Atikoh Ganjar Safari Politik di Madiun, Salam 3 Jari Selamatkan Demokrasi Bergema
MADIUN, iNews.id - Istri Capres Ganjar Pranowo, Siti Atikoh Supriyanti safar politik di Madiun, Jawa Timur, Minggu (17/12/2023). Atikoh yang didampingi Sekreetaris DPD PDI Perjuangan Jawa Timur, Sri Oetari disambut hangat warga.
Semua warga dan simpatisan menyanyikan lagi “Nemu”. Namun di bagian akhir lagu, liriknya diganti dengan memasukkan nama Ganjar-Mahfud.
Matur nuwun Gusti mpun maringi sing gemati, nemu slirane ngobati ati kang sepi.
(terima kasih Tuhan sudah memberikan sosok yang penuh kasih dan sayang menemukan dirimu yang mengobati perasaan hati yang kesepian).

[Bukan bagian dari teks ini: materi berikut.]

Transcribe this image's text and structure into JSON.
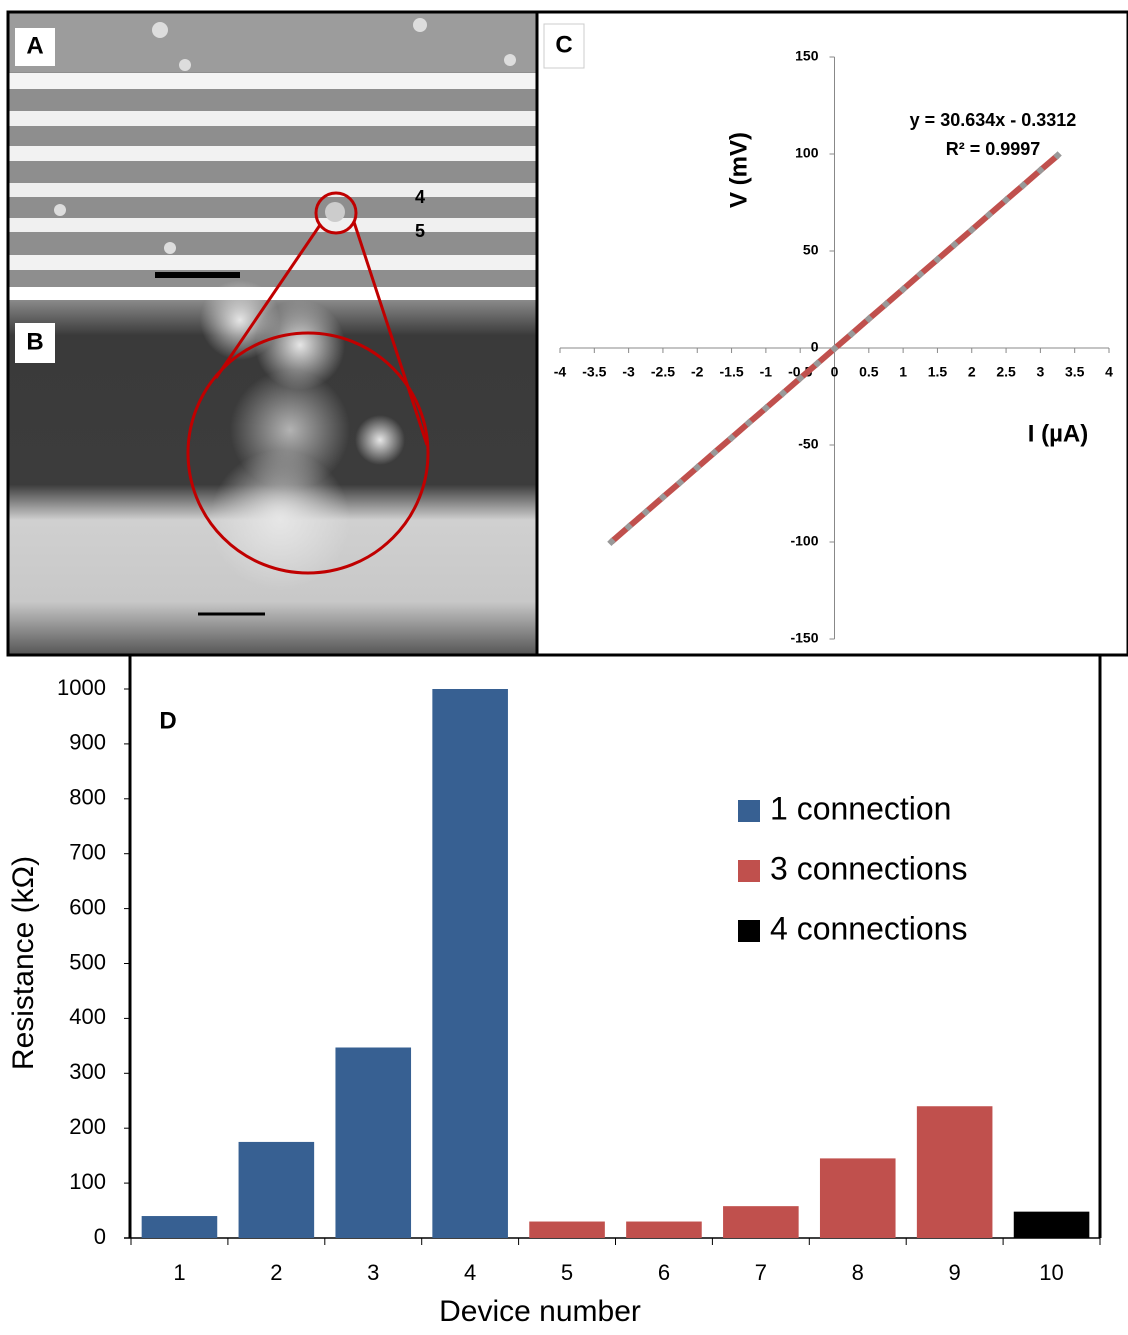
{
  "images": {
    "panel_a_label": "A",
    "panel_b_label": "B",
    "electrode_labels": [
      "4",
      "5"
    ]
  },
  "chart_data": [
    {
      "type": "line",
      "panel_label": "C",
      "x_label": "I (µA)",
      "y_label": "V (mV)",
      "annotations": [
        "y = 30.634x - 0.3312",
        "R² = 0.9997"
      ],
      "x": [
        -3.25,
        -3,
        -2.75,
        -2.5,
        -2.25,
        -2,
        -1.75,
        -1.5,
        -1.25,
        -1,
        -0.75,
        -0.5,
        -0.25,
        0,
        0.25,
        0.5,
        0.75,
        1,
        1.25,
        1.5,
        1.75,
        2,
        2.25,
        2.5,
        2.75,
        3,
        3.25
      ],
      "values": [
        -99.9,
        -92.2,
        -84.6,
        -76.9,
        -69.3,
        -61.6,
        -53.9,
        -46.3,
        -38.6,
        -31.0,
        -23.3,
        -15.6,
        -8.0,
        -0.3,
        7.3,
        15.0,
        22.6,
        30.3,
        38.0,
        45.6,
        53.3,
        60.9,
        68.6,
        76.3,
        83.9,
        91.6,
        99.2
      ],
      "color": "#c0504d",
      "xlim": [
        -4,
        4
      ],
      "xticks": [
        -4,
        -3.5,
        -3,
        -2.5,
        -2,
        -1.5,
        -1,
        -0.5,
        0,
        0.5,
        1,
        1.5,
        2,
        2.5,
        3,
        3.5,
        4
      ],
      "ylim": [
        -150,
        150
      ],
      "yticks": [
        -150,
        -100,
        -50,
        0,
        50,
        100,
        150
      ]
    },
    {
      "type": "bar",
      "panel_label": "D",
      "x_label": "Device number",
      "y_label": "Resistance (kΩ)",
      "categories": [
        "1",
        "2",
        "3",
        "4",
        "5",
        "6",
        "7",
        "8",
        "9",
        "10"
      ],
      "series": [
        {
          "name": "1 connection",
          "color": "#376092",
          "values": [
            40,
            175,
            347,
            1000,
            null,
            null,
            null,
            null,
            null,
            null
          ]
        },
        {
          "name": "3 connections",
          "color": "#c0504d",
          "values": [
            null,
            null,
            null,
            null,
            30,
            30,
            58,
            145,
            240,
            null
          ]
        },
        {
          "name": "4 connections",
          "color": "#000000",
          "values": [
            null,
            null,
            null,
            null,
            null,
            null,
            null,
            null,
            null,
            48
          ]
        }
      ],
      "ylim": [
        0,
        1000
      ],
      "yticks": [
        0,
        100,
        200,
        300,
        400,
        500,
        600,
        700,
        800,
        900,
        1000
      ]
    }
  ]
}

Matur nuwun Gusti mpun maringi sing gemati Yang pergi biarlah pergi. Ada Pak Ganjar-Mahfud sing ngganteni.
(Terima kasih Tuhan sudah memberikan sosok yang penuh kasih dan sayang yang pergi biarlah pergi. Ada Pak Ganjar-Mahfud yang menggantikannya).

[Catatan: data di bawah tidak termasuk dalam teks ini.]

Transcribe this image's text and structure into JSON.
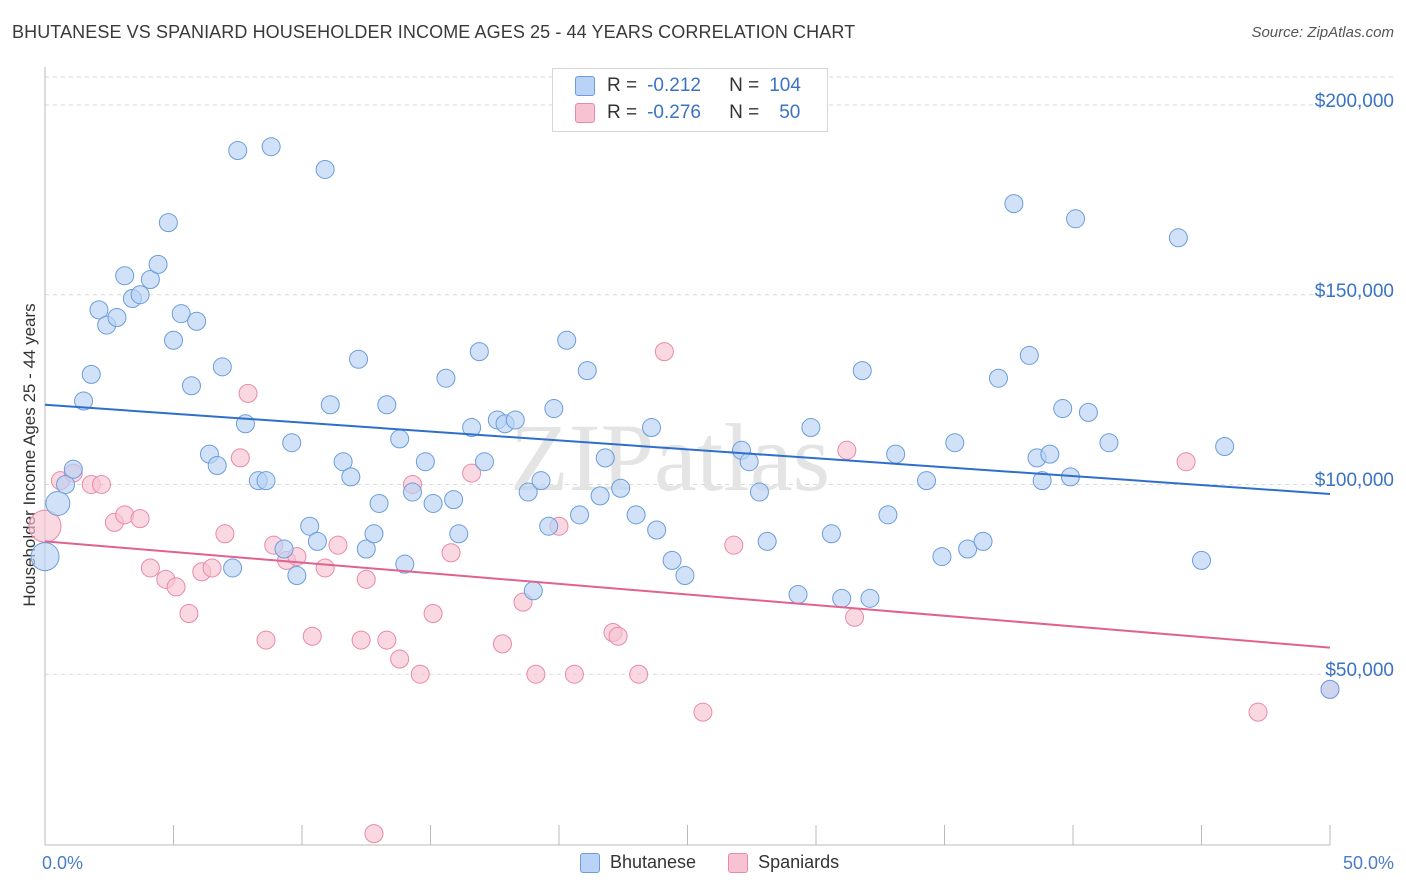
{
  "title": "BHUTANESE VS SPANIARD HOUSEHOLDER INCOME AGES 25 - 44 YEARS CORRELATION CHART",
  "source": "Source: ZipAtlas.com",
  "watermark": "ZIPatlas",
  "legend_top": {
    "rows": [
      {
        "r_label": "R =",
        "r_value": "-0.212",
        "n_label": "N =",
        "n_value": "104"
      },
      {
        "r_label": "R =",
        "r_value": "-0.276",
        "n_label": "N =",
        "n_value": "50"
      }
    ]
  },
  "legend_bottom": [
    "Bhutanese",
    "Spaniards"
  ],
  "colors": {
    "blue_fill": "#b8d3f5",
    "blue_stroke": "#6b9ddb",
    "blue_line": "#2f6fcb",
    "pink_fill": "#f7c3d3",
    "pink_stroke": "#e889a8",
    "pink_line": "#e0628f",
    "tick_text": "#3b73c4",
    "grid": "#d9d9d9"
  },
  "chart_data": {
    "type": "scatter",
    "title": "BHUTANESE VS SPANIARD HOUSEHOLDER INCOME AGES 25 - 44 YEARS CORRELATION CHART",
    "xlabel": "",
    "ylabel": "Householder Income Ages 25 - 44 years",
    "xlim": [
      0,
      50
    ],
    "ylim": [
      5000,
      210000
    ],
    "x_tick_labels": [
      "0.0%",
      "50.0%"
    ],
    "y_ticks": [
      {
        "value": 50000,
        "label": "$50,000"
      },
      {
        "value": 100000,
        "label": "$100,000"
      },
      {
        "value": 150000,
        "label": "$150,000"
      },
      {
        "value": 200000,
        "label": "$200,000"
      }
    ],
    "grid": "horizontal dashed",
    "series": [
      {
        "name": "Bhutanese",
        "trend": {
          "x": [
            0,
            50
          ],
          "y": [
            121000,
            97500
          ]
        },
        "points": [
          [
            0.0,
            81000,
            14
          ],
          [
            0.5,
            95000,
            12
          ],
          [
            0.8,
            100000,
            9
          ],
          [
            1.1,
            104000,
            9
          ],
          [
            1.5,
            122000,
            9
          ],
          [
            1.8,
            129000,
            9
          ],
          [
            2.1,
            146000,
            9
          ],
          [
            2.4,
            142000,
            9
          ],
          [
            2.8,
            144000,
            9
          ],
          [
            3.1,
            155000,
            9
          ],
          [
            3.4,
            149000,
            9
          ],
          [
            3.7,
            150000,
            9
          ],
          [
            4.1,
            154000,
            9
          ],
          [
            4.4,
            158000,
            9
          ],
          [
            4.8,
            169000,
            9
          ],
          [
            5.0,
            138000,
            9
          ],
          [
            5.3,
            145000,
            9
          ],
          [
            5.7,
            126000,
            9
          ],
          [
            5.9,
            143000,
            9
          ],
          [
            6.4,
            108000,
            9
          ],
          [
            6.7,
            105000,
            9
          ],
          [
            6.9,
            131000,
            9
          ],
          [
            7.3,
            78000,
            9
          ],
          [
            7.5,
            188000,
            9
          ],
          [
            7.8,
            116000,
            9
          ],
          [
            8.3,
            101000,
            9
          ],
          [
            8.6,
            101000,
            9
          ],
          [
            8.8,
            189000,
            9
          ],
          [
            9.3,
            83000,
            9
          ],
          [
            9.6,
            111000,
            9
          ],
          [
            9.8,
            76000,
            9
          ],
          [
            10.3,
            89000,
            9
          ],
          [
            10.6,
            85000,
            9
          ],
          [
            10.9,
            183000,
            9
          ],
          [
            11.1,
            121000,
            9
          ],
          [
            11.6,
            106000,
            9
          ],
          [
            11.9,
            102000,
            9
          ],
          [
            12.2,
            133000,
            9
          ],
          [
            12.5,
            83000,
            9
          ],
          [
            12.8,
            87000,
            9
          ],
          [
            13.0,
            95000,
            9
          ],
          [
            13.3,
            121000,
            9
          ],
          [
            13.8,
            112000,
            9
          ],
          [
            14.0,
            79000,
            9
          ],
          [
            14.3,
            98000,
            9
          ],
          [
            14.8,
            106000,
            9
          ],
          [
            15.1,
            95000,
            9
          ],
          [
            15.6,
            128000,
            9
          ],
          [
            15.9,
            96000,
            9
          ],
          [
            16.1,
            87000,
            9
          ],
          [
            16.6,
            115000,
            9
          ],
          [
            16.9,
            135000,
            9
          ],
          [
            17.1,
            106000,
            9
          ],
          [
            17.6,
            117000,
            9
          ],
          [
            17.9,
            116000,
            9
          ],
          [
            18.3,
            117000,
            9
          ],
          [
            18.8,
            98000,
            9
          ],
          [
            19.0,
            72000,
            9
          ],
          [
            19.3,
            101000,
            9
          ],
          [
            19.6,
            89000,
            9
          ],
          [
            19.8,
            120000,
            9
          ],
          [
            20.3,
            138000,
            9
          ],
          [
            20.8,
            92000,
            9
          ],
          [
            21.1,
            130000,
            9
          ],
          [
            21.6,
            97000,
            9
          ],
          [
            21.8,
            107000,
            9
          ],
          [
            22.4,
            99000,
            9
          ],
          [
            23.0,
            92000,
            9
          ],
          [
            23.6,
            115000,
            9
          ],
          [
            23.8,
            88000,
            9
          ],
          [
            24.4,
            80000,
            9
          ],
          [
            24.9,
            76000,
            9
          ],
          [
            27.1,
            109000,
            9
          ],
          [
            27.4,
            106000,
            9
          ],
          [
            27.8,
            98000,
            9
          ],
          [
            28.1,
            85000,
            9
          ],
          [
            29.3,
            71000,
            9
          ],
          [
            29.8,
            115000,
            9
          ],
          [
            30.6,
            87000,
            9
          ],
          [
            31.0,
            70000,
            9
          ],
          [
            31.8,
            130000,
            9
          ],
          [
            32.1,
            70000,
            9
          ],
          [
            32.8,
            92000,
            9
          ],
          [
            33.1,
            108000,
            9
          ],
          [
            34.3,
            101000,
            9
          ],
          [
            34.9,
            81000,
            9
          ],
          [
            35.4,
            111000,
            9
          ],
          [
            35.9,
            83000,
            9
          ],
          [
            36.5,
            85000,
            9
          ],
          [
            37.1,
            128000,
            9
          ],
          [
            37.7,
            174000,
            9
          ],
          [
            38.3,
            134000,
            9
          ],
          [
            38.6,
            107000,
            9
          ],
          [
            38.8,
            101000,
            9
          ],
          [
            39.1,
            108000,
            9
          ],
          [
            39.6,
            120000,
            9
          ],
          [
            39.9,
            102000,
            9
          ],
          [
            40.1,
            170000,
            9
          ],
          [
            40.6,
            119000,
            9
          ],
          [
            41.4,
            111000,
            9
          ],
          [
            44.1,
            165000,
            9
          ],
          [
            45.0,
            80000,
            9
          ],
          [
            45.9,
            110000,
            9
          ],
          [
            50.0,
            46000,
            9
          ]
        ]
      },
      {
        "name": "Spaniards",
        "trend": {
          "x": [
            0,
            50
          ],
          "y": [
            85000,
            57000
          ]
        },
        "points": [
          [
            0.0,
            89000,
            16
          ],
          [
            0.6,
            101000,
            9
          ],
          [
            1.1,
            103000,
            9
          ],
          [
            1.8,
            100000,
            9
          ],
          [
            2.2,
            100000,
            9
          ],
          [
            2.7,
            90000,
            9
          ],
          [
            3.1,
            92000,
            9
          ],
          [
            3.7,
            91000,
            9
          ],
          [
            4.1,
            78000,
            9
          ],
          [
            4.7,
            75000,
            9
          ],
          [
            5.1,
            73000,
            9
          ],
          [
            5.6,
            66000,
            9
          ],
          [
            6.1,
            77000,
            9
          ],
          [
            6.5,
            78000,
            9
          ],
          [
            7.0,
            87000,
            9
          ],
          [
            7.6,
            107000,
            9
          ],
          [
            7.9,
            124000,
            9
          ],
          [
            8.6,
            59000,
            9
          ],
          [
            8.9,
            84000,
            9
          ],
          [
            9.4,
            80000,
            9
          ],
          [
            9.8,
            81000,
            9
          ],
          [
            10.4,
            60000,
            9
          ],
          [
            10.9,
            78000,
            9
          ],
          [
            11.4,
            84000,
            9
          ],
          [
            12.3,
            59000,
            9
          ],
          [
            12.5,
            75000,
            9
          ],
          [
            12.8,
            8000,
            9
          ],
          [
            13.3,
            59000,
            9
          ],
          [
            13.8,
            54000,
            9
          ],
          [
            14.3,
            100000,
            9
          ],
          [
            14.6,
            50000,
            9
          ],
          [
            15.1,
            66000,
            9
          ],
          [
            15.8,
            82000,
            9
          ],
          [
            16.6,
            103000,
            9
          ],
          [
            17.8,
            58000,
            9
          ],
          [
            18.6,
            69000,
            9
          ],
          [
            19.1,
            50000,
            9
          ],
          [
            20.0,
            89000,
            9
          ],
          [
            20.6,
            50000,
            9
          ],
          [
            22.1,
            61000,
            9
          ],
          [
            22.3,
            60000,
            9
          ],
          [
            23.1,
            50000,
            9
          ],
          [
            24.1,
            135000,
            9
          ],
          [
            25.6,
            40000,
            9
          ],
          [
            26.8,
            84000,
            9
          ],
          [
            31.2,
            109000,
            9
          ],
          [
            31.5,
            65000,
            9
          ],
          [
            44.4,
            106000,
            9
          ],
          [
            47.2,
            40000,
            9
          ],
          [
            50.0,
            46000,
            9
          ]
        ]
      }
    ]
  }
}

Lirik lagu itu berulang dinyanyikan oleh orang-orang yang hadir di sana.
Yang kedua adalah lagu “Salam Tiga Jari” yang dahulu dipopulerkan ketika Joko Widodo menjadi Calon Presiden dari PDIP. Kali ini, lagu itu juga diubah liriknya dan dinyanyikan bersama dengan semangat.
“Salam tiga jari selamatkan demokrasi,” demikian lirik barunya.
Atikoh juga melakukan dialog dengan warga Madiun maupun simpatisan yang menyambutnya. Dia ditanya soal penyandang disabilitas yang kerap masih belum mendapat tempat di dunia kerja. Bagaimana jawaban Atikoh?
Perempuan lulusan UGM dan Tokyo University tersebut menjelaskan pengetahuannya yang luas mengenai pemberdayaan kaum difabel. Dia mengatakan bagaimana biasanya para anak penderita telah mendidik dirinya atau dididik sesuai bakatnya.
Misalnya, tunanetra bisa mengarahkan diri untuk pengembangan kemampuan vokal. Yang disable di sisi fisik, biasanya diarahkan pengembangan diri di bidang lain, contohnya kemampuan di belakang layar seperti kemampuan IT.
Dari sisi afirmasi terhadap penyandang disabilitas, Atikoh mengatakan bahwa sudah ada payung hukumnya. Namun dalam pelaksanaan masih kurang maksimal.
Pertama, perekrutan kaum difabel dalam dunia kerja masih sebatas formalitas tanpa ada upaya lebih jauh menggali potensi.
Kedua, baginya kewajiban bagi perusahaan merekrut penyandang disabilitas itu benar-benar diperkuat. Sehingga kuotanya benar-benar membesar dan dilibatkan.
“Ketika kita diskusi sama teman teman disabilitas juga mengatakan, ‘mbokyao ketika ada kegiatan-kegiatan mereka itu juga dilibatkan. Ketika ada diskusi-diskusi untuk perumusan kebijakan, sehingga mereka bisa memberikan masukan-masukan,” urai Atikoh.